Module 7: Change Management and Human-AI Collaboration
- Redesign planner roles to shift from data entry to exception management and AI model validation.
- Develop training simulators that allow planners to test AI recommendations in sandbox environments before live deployment.
- Implement audit trails for AI-driven decisions to support accountability in regulated industries.
- Create feedback loops where planners can flag incorrect AI outputs for model retraining.
- Address resistance by demonstrating AI’s impact on reducing repetitive tasks like manual stock adjustments.
- Define escalation paths when AI and human judgment conflict on critical fulfillment decisions.
- Measure user adoption through system interaction logs and override frequency metrics.
- Establish governance for AI transparency, including model explainability requirements for audit teams.
Module 8: Performance Monitoring and Model Lifecycle Management
- Define model performance KPIs such as forecast MAPE, inventory reduction, or cost-per-mile improvement.

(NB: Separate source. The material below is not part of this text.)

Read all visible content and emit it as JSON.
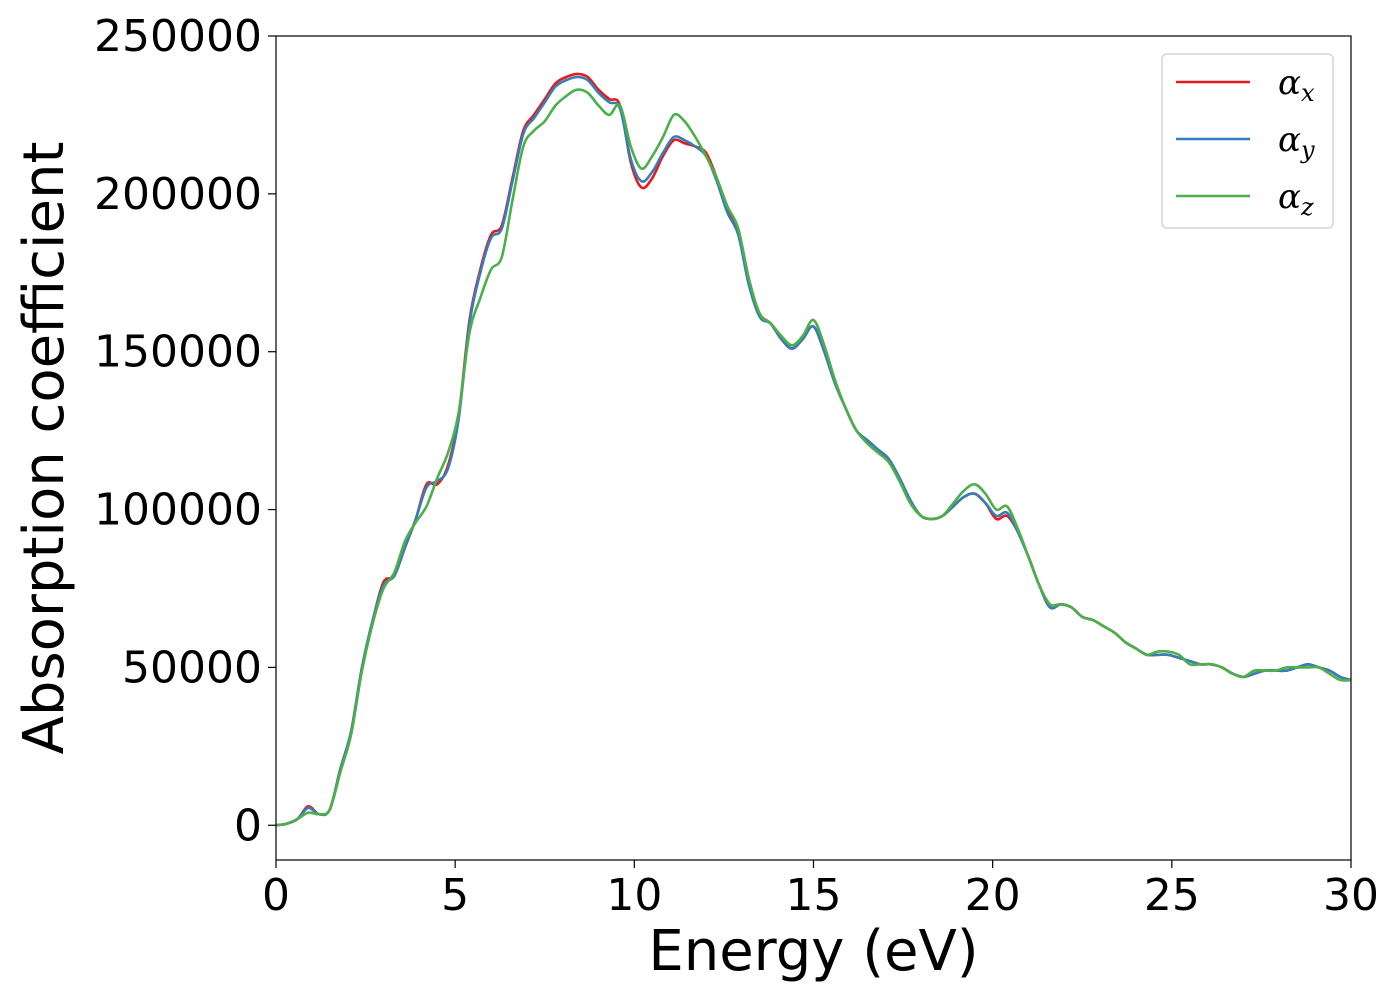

- Set up automated monitoring for data drift, such as shifts in supplier lead time distributions affecting model accuracy.

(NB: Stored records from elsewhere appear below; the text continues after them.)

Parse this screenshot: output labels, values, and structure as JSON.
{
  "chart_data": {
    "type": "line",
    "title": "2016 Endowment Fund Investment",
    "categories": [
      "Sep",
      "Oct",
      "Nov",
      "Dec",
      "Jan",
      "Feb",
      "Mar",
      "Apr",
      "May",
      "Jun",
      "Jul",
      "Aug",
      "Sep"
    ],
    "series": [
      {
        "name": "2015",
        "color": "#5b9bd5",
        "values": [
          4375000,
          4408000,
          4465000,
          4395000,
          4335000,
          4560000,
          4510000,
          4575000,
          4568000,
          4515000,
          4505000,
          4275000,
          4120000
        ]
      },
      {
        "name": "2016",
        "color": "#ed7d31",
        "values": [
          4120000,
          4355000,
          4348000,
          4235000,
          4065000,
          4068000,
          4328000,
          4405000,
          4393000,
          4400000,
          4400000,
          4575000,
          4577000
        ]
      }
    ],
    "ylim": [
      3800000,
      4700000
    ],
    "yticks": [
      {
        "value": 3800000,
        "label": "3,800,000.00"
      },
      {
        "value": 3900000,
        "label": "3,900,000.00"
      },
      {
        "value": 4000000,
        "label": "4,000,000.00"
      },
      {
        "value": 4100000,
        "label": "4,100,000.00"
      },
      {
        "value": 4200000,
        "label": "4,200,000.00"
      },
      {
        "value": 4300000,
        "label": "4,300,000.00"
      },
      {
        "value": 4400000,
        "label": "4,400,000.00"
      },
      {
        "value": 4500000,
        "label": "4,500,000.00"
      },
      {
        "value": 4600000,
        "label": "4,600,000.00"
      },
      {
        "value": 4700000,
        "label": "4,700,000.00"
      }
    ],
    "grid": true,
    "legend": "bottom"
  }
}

- Schedule periodic model validation against held-out test data to detect degradation.
- Manage version control for AI models to support rollback in case of operational failure.
- Coordinate model updates with supply chain planning cycles to avoid mid-cycle disruptions.
- Document model assumptions and limitations for handover to operations and audit teams.
- Allocate compute resources for model inference based on real-time decision urgency.
- Decommission underperforming models and archive training data in compliance with data retention policies.
Module 9: Ethical, Legal, and Regulatory Considerations
- Conduct algorithmic bias assessments on supplier selection models to prevent discriminatory outcomes.
- Ensure AI-driven labor scheduling in warehouses complies with local labor laws and collective agreements.
- Implement data residency controls to keep EU supply chain data within GDPR-compliant jurisdictions.
- Document model decision logic for regulatory audits in industries such as pharmaceuticals or defense.
- Restrict AI access to sensitive data such as supplier financials or customer contracts based on role-based permissions.
- Assess antitrust implications of using AI to coordinate pricing or capacity decisions with suppliers.
- Establish incident response protocols for AI failures that disrupt critical supply operations.
- Engage legal counsel to review AI vendor contracts for liability clauses related to incorrect recommendations.